Since March 2011, the ongoing uprisings in the Middle East, specifically in Syria, have spurred a wide debate and controversy all over the region. The estimate of unarmed civilians including women and children being killed since March is over 15,800. Just over the past couple of days, about 200 civilians have been killed. According to the Syrian Observatory for Human Rights, this weekend's violence killed more than 140 across Syria.

World powers had a meeting on Saturday to discuss the continuous clash between the regime and revolutionaries. The meeting was held in Geneva, Switzerland under the auspices of peace envoy Kofi Annan. Members of the meeting agreed on forming a unity government. The unity government can include members of the previous regime; yet, President Bashar Al Assad is not included simply because he have no role in the new government. They argued that his existence in forming the new government will only provoke the public.
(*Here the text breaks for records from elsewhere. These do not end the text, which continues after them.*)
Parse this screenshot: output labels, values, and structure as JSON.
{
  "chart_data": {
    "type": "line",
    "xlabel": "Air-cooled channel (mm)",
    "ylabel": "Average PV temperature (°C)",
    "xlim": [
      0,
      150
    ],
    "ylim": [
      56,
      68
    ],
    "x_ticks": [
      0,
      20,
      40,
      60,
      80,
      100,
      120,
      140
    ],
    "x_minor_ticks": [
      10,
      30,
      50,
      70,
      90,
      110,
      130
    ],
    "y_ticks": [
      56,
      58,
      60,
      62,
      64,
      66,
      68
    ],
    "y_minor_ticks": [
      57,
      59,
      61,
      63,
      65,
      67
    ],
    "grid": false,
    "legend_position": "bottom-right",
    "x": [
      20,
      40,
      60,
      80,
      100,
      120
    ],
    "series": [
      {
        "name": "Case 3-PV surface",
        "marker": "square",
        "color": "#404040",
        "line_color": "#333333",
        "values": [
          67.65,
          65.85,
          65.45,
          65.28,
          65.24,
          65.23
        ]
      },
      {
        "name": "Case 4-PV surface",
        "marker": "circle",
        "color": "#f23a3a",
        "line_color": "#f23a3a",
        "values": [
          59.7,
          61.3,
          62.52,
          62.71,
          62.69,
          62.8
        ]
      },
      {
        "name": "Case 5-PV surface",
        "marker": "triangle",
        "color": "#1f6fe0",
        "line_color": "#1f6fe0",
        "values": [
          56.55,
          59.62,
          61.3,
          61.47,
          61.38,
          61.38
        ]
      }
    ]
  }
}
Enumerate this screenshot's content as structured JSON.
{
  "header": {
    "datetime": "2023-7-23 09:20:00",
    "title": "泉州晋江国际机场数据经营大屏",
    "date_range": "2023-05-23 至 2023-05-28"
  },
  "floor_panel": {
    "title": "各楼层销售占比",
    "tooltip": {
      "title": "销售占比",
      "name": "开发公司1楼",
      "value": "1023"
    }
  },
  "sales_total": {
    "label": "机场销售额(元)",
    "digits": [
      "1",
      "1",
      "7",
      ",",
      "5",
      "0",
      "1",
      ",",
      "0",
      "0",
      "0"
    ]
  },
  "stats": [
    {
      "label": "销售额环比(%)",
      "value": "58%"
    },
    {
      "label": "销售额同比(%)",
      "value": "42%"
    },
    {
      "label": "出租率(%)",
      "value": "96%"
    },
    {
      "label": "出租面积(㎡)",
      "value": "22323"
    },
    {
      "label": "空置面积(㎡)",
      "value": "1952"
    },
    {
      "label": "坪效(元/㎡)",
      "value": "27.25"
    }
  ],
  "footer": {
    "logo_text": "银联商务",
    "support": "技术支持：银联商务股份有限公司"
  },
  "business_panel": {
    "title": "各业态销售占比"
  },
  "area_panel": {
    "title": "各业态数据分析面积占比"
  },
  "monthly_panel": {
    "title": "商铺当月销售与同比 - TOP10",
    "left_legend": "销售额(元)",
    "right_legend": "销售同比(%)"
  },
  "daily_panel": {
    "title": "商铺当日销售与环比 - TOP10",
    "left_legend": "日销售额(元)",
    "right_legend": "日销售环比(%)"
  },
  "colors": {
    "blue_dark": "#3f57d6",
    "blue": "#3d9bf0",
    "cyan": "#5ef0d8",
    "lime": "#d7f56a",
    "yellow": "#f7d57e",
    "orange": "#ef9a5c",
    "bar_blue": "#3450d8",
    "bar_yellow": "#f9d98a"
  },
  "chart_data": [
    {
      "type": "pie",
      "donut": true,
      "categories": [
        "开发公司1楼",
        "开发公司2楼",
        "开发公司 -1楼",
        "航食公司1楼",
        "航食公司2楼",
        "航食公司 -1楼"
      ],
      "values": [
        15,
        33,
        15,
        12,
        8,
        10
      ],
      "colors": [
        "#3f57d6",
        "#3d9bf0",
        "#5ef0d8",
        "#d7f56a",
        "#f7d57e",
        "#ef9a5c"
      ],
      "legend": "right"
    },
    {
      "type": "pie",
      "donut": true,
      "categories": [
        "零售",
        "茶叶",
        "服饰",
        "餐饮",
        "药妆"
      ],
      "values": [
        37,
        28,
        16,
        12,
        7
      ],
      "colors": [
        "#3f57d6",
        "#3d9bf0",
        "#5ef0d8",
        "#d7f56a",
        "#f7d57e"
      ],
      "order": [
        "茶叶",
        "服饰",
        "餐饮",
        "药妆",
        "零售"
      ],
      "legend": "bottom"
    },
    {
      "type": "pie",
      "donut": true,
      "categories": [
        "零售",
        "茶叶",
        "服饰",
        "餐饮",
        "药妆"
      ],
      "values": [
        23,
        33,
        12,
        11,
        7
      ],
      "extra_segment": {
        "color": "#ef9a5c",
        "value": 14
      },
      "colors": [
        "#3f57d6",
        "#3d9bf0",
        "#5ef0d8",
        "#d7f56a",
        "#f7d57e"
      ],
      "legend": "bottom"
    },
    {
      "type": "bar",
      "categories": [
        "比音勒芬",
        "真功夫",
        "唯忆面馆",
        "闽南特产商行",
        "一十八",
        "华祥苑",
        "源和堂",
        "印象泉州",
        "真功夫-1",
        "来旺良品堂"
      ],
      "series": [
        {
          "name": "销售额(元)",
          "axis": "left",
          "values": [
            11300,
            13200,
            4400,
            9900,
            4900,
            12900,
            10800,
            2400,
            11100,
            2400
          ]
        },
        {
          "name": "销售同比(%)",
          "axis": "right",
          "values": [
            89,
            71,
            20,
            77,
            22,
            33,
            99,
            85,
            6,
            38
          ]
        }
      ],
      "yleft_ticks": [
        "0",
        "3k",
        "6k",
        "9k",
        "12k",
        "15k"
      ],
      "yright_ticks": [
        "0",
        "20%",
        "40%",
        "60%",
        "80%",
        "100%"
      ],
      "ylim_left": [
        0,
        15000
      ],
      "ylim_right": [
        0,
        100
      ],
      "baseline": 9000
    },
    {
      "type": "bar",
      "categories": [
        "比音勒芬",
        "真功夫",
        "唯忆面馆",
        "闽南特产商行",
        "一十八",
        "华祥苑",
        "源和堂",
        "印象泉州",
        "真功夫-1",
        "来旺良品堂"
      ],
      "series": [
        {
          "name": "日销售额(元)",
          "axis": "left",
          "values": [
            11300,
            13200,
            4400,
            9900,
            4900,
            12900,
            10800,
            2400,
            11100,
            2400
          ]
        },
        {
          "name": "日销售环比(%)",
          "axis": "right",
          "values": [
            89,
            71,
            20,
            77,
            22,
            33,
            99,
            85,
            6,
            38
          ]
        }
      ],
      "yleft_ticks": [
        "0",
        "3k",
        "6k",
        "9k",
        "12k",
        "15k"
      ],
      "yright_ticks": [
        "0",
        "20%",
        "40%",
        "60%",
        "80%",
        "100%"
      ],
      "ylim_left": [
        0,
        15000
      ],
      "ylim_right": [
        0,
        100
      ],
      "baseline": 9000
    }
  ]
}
If there is something that both the government and protesters agreed on, it will be the failure of the Geneva meeting. On one hand, Burhan Ghalioun, the senior member and former head of the opposition Syrian National Council, stated that the members of the Geneva meeting should not expect the Syrian people to negotiate with a government that has been killing and torturing them for 16 months.

Correspondingly, officials of the government and Iran declared the meeting as unsuccessful because Damascus and Tehran were not invited. “This meeting was unsuccessful.... because Syria was not present and some influential nations were not present,” Hossein Amir, an Iranian foreign assistance minister, articulated on state television.

Meanwhile, Egyptian media and the Arab League, decided to hold a two day meeting in Cairo for the goal of setting a transitional government to end the bloodshed.

Will there be an end to the Syrian conflict? No one knows, but something that is clear, is that there is no future for Assad.